Thursday, November 17, 2011

Philadelphia Again: University of Pennsylvania/Drexel University

It was a rainy day when I set off on my walk to the University of Pennsylvania, west of downtown across the Schuylkill River. But I was on a mission. My Uncle Bob had given me the addresses of the Friends (Quaker) School and house he and my father had attended and lived in for a year with my grandparents while they were between their missions to China and Puerto Rico.

The rain let up mid-morning. It had to be over, no? So I headed out. Not so lucky. Soon I was drenched. But its good to see a city in the rain sometimes - the reflections off the wet pavement, the low clouds clipping the sky scrapers.

University of Pennsylvania has a bit of family history, as both my father and grandfather did post doctorate work there. It struck me as a classic urban campus, with a historic core consisting of a tree shrouded walk lined by historic buildings, and a outer bark of modern high rise dorms and departments and busy urban streets. There was an unusual and interesting diversity of buildings in the historic section of U Penn. One of the great private universities in America, and nice enough to browse through, but not the most beautiful either.

On the shores of the Schuylkill River, it had perfect access to the extensive trail system in Fairmont Park along the river. But that was for another day. Instead I headed north from the university and following my uncle's directions and ran into - Drexel. I never realized Drexel abutted U Penn. Now I knew why the neighborhood is called University City. I found the Friends School (now a community center for Drexel) and the house on a pretty residential street, likely full of Drexel staff and students, and headed back towards downtown.

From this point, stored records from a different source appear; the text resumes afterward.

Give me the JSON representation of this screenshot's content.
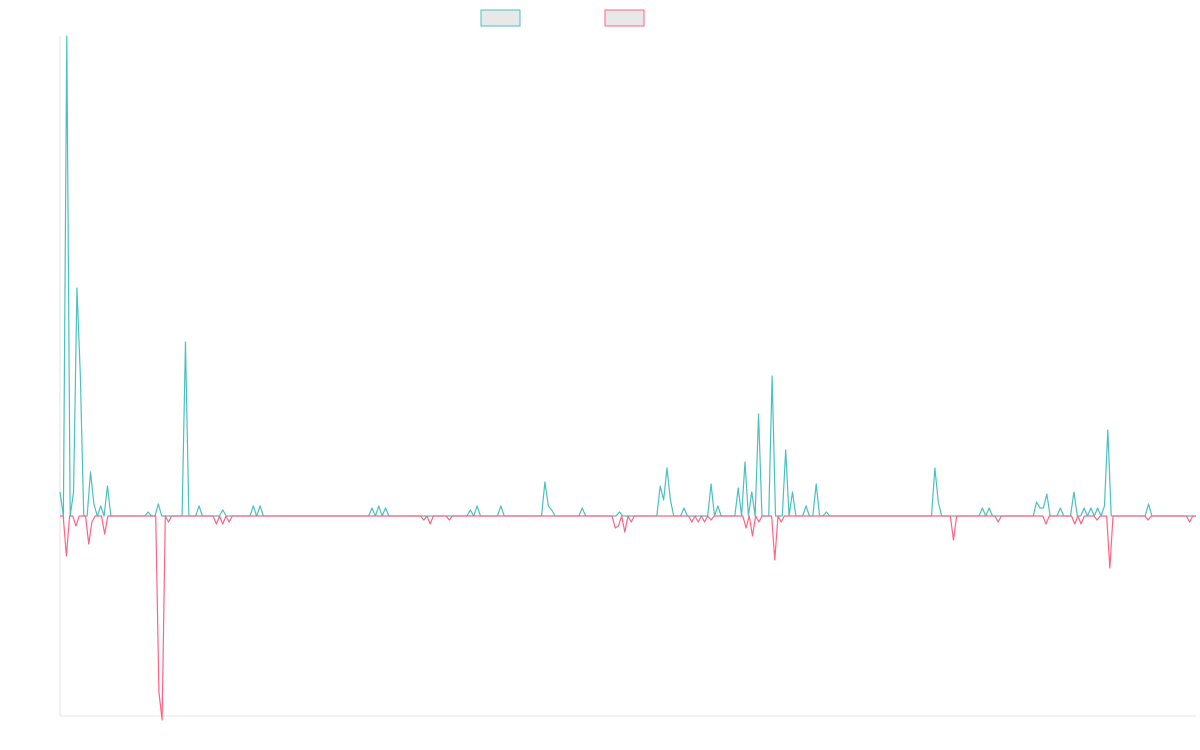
{
  "chart_data": {
    "type": "line",
    "title": "",
    "xlabel": "",
    "ylabel": "",
    "grid": false,
    "legend_position": "top-center",
    "ylim": [
      -100,
      240
    ],
    "series": [
      {
        "name": "",
        "color": "#4bc0c0",
        "values": [
          12,
          0,
          240,
          0,
          12,
          114,
          70,
          0,
          0,
          22,
          6,
          0,
          5,
          0,
          15,
          0,
          0,
          0,
          0,
          0,
          0,
          0,
          0,
          0,
          0,
          0,
          2,
          0,
          0,
          6,
          0,
          0,
          0,
          0,
          0,
          0,
          0,
          87,
          0,
          0,
          0,
          5,
          0,
          0,
          0,
          0,
          0,
          0,
          3,
          0,
          0,
          0,
          0,
          0,
          0,
          0,
          0,
          5,
          0,
          5,
          0,
          0,
          0,
          0,
          0,
          0,
          0,
          0,
          0,
          0,
          0,
          0,
          0,
          0,
          0,
          0,
          0,
          0,
          0,
          0,
          0,
          0,
          0,
          0,
          0,
          0,
          0,
          0,
          0,
          0,
          0,
          0,
          4,
          0,
          5,
          0,
          4,
          0,
          0,
          0,
          0,
          0,
          0,
          0,
          0,
          0,
          0,
          0,
          0,
          0,
          0,
          0,
          0,
          0,
          0,
          0,
          0,
          0,
          0,
          0,
          0,
          3,
          0,
          5,
          0,
          0,
          0,
          0,
          0,
          0,
          5,
          0,
          0,
          0,
          0,
          0,
          0,
          0,
          0,
          0,
          0,
          0,
          0,
          17,
          5,
          3,
          0,
          0,
          0,
          0,
          0,
          0,
          0,
          0,
          4,
          0,
          0,
          0,
          0,
          0,
          0,
          0,
          0,
          0,
          0,
          2,
          0,
          0,
          0,
          0,
          0,
          0,
          0,
          0,
          0,
          0,
          0,
          15,
          8,
          24,
          8,
          0,
          0,
          0,
          4,
          0,
          0,
          0,
          0,
          0,
          0,
          0,
          16,
          0,
          5,
          0,
          0,
          0,
          0,
          0,
          14,
          0,
          27,
          0,
          12,
          0,
          51,
          0,
          0,
          0,
          70,
          0,
          0,
          0,
          33,
          0,
          12,
          0,
          0,
          0,
          5,
          0,
          0,
          16,
          0,
          0,
          2,
          0,
          0,
          0,
          0,
          0,
          0,
          0,
          0,
          0,
          0,
          0,
          0,
          0,
          0,
          0,
          0,
          0,
          0,
          0,
          0,
          0,
          0,
          0,
          0,
          0,
          0,
          0,
          0,
          0,
          0,
          0,
          24,
          7,
          0,
          0,
          0,
          0,
          0,
          0,
          0,
          0,
          0,
          0,
          0,
          0,
          4,
          0,
          4,
          0,
          0,
          0,
          0,
          0,
          0,
          0,
          0,
          0,
          0,
          0,
          0,
          0,
          7,
          4,
          4,
          11,
          0,
          0,
          0,
          4,
          0,
          0,
          0,
          12,
          0,
          0,
          4,
          0,
          4,
          0,
          4,
          0,
          5,
          43,
          0,
          0,
          0,
          0,
          0,
          0,
          0,
          0,
          0,
          0,
          0,
          6,
          0,
          0,
          0,
          0,
          0,
          0,
          0,
          0,
          0,
          0,
          0,
          0,
          0,
          0
        ]
      },
      {
        "name": "",
        "color": "#ff6384",
        "values": [
          0,
          0,
          -20,
          0,
          0,
          -5,
          0,
          0,
          0,
          -14,
          -3,
          0,
          0,
          0,
          -9,
          0,
          0,
          0,
          0,
          0,
          0,
          0,
          0,
          0,
          0,
          0,
          0,
          0,
          0,
          0,
          0,
          -88,
          -102,
          0,
          -3,
          0,
          0,
          0,
          0,
          0,
          0,
          0,
          0,
          0,
          0,
          0,
          0,
          0,
          0,
          -4,
          0,
          -4,
          0,
          -3,
          0,
          0,
          0,
          0,
          0,
          0,
          0,
          0,
          0,
          0,
          0,
          0,
          0,
          0,
          0,
          0,
          0,
          0,
          0,
          0,
          0,
          0,
          0,
          0,
          0,
          0,
          0,
          0,
          0,
          0,
          0,
          0,
          0,
          0,
          0,
          0,
          0,
          0,
          0,
          0,
          0,
          0,
          0,
          0,
          0,
          0,
          0,
          0,
          0,
          0,
          0,
          0,
          0,
          0,
          0,
          0,
          0,
          0,
          0,
          0,
          -2,
          0,
          -4,
          0,
          0,
          0,
          0,
          0,
          -2,
          0,
          0,
          0,
          0,
          0,
          0,
          0,
          0,
          0,
          0,
          0,
          0,
          0,
          0,
          0,
          0,
          0,
          0,
          0,
          0,
          0,
          0,
          0,
          0,
          0,
          0,
          0,
          0,
          0,
          0,
          0,
          0,
          0,
          0,
          0,
          0,
          0,
          0,
          0,
          0,
          0,
          0,
          0,
          0,
          0,
          0,
          0,
          0,
          0,
          0,
          0,
          -6,
          -5,
          0,
          -8,
          0,
          -3,
          0,
          0,
          0,
          0,
          0,
          0,
          0,
          0,
          0,
          0,
          0,
          0,
          0,
          0,
          0,
          0,
          0,
          0,
          -3,
          0,
          -3,
          0,
          -3,
          0,
          -2,
          0,
          0,
          0,
          0,
          0,
          0,
          0,
          0,
          0,
          0,
          -6,
          0,
          -10,
          0,
          -3,
          0,
          0,
          0,
          0,
          -22,
          0,
          -3,
          0,
          0,
          0,
          0,
          0,
          0,
          0,
          0,
          0,
          0,
          0,
          0,
          0,
          0,
          0,
          0,
          0,
          0,
          0,
          0,
          0,
          0,
          0,
          0,
          0,
          0,
          0,
          0,
          0,
          0,
          0,
          0,
          0,
          0,
          0,
          0,
          0,
          0,
          0,
          0,
          0,
          0,
          0,
          0,
          0,
          0,
          0,
          0,
          0,
          0,
          0,
          0,
          0,
          -12,
          0,
          0,
          0,
          0,
          0,
          0,
          0,
          0,
          0,
          0,
          0,
          0,
          0,
          -3,
          0,
          0,
          0,
          0,
          0,
          0,
          0,
          0,
          0,
          0,
          0,
          0,
          0,
          0,
          -4,
          0,
          0,
          0,
          0,
          0,
          0,
          0,
          0,
          -4,
          0,
          -4,
          0,
          0,
          0,
          0,
          -2,
          0,
          0,
          0,
          -26,
          0,
          0,
          0,
          0,
          0,
          0,
          0,
          0,
          0,
          0,
          0,
          -2,
          0,
          0,
          0,
          0,
          0,
          0,
          0,
          0,
          0,
          0,
          0,
          0,
          -3,
          0,
          0
        ]
      }
    ]
  }
}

Crossing the bridge, I came upon a ginormous classical revival building - the Amtrak station. The interior was one of those cavernous spaces that makes all public address announcements unintelligible. And in this case, it lacked the beauty of many big city stations from the heyday of rail.  Mostly it just felt big. I hustled on through and out the other side. There to get a better look of my favorite modern building in Philadelphia. I don't even know what it is called, but its pure, asymmetric form, its pristine reflective glass, its siting away from any tall buildings continually caught my eye, drew me to it, moved me like no other. I still just stare at it. I've got to find out what it is....

Now I walked up the river a ways to the Philadelphia Museum of Art to see the Faces of Jesus exhibit. I arrived at the coat room with a sodden rain coat and water dripping from my jeans. They were very kind and hung my coat to dry.

Rembrandt had revolutionized the depiction of Christ midway through his life by drawing a model from the Jewish community around him instead of hewing to the traditions before based on the iconography of Byzantium. A more naturalistic, human face - more personal. The history of the transformation was interesting, the original studies beautiful, but there was more digressions into influences and art history than I wanted to spend an afternoon with, so I wandered the halls in to the permanent exhibits to see the oriental, impressionist, and modern collections. An afternoon very well spent.

On the way back up Franklin Parkway, I stopped in at one of the other many public buildings that line it - the Rodin museum. The largest collection of Rodin sculptures outside France unfortunately was closed for renovation. Fortunately the sculpture garden was open and better yet, The Gates of Hell, his massive cast door featuring the universally recognized Thinker was displayed in the portico. It towered above me, swirling with motion and brooding. I'm not usually a huge fan of Rodin, but this was amazing. I stood to look a long time. Philadelphia is maybe not New York city or Chicago, but it definitely holds its own with many others in the arts.

Back to the hotel for a hot shower and dinner with my sweetie - our anniversary.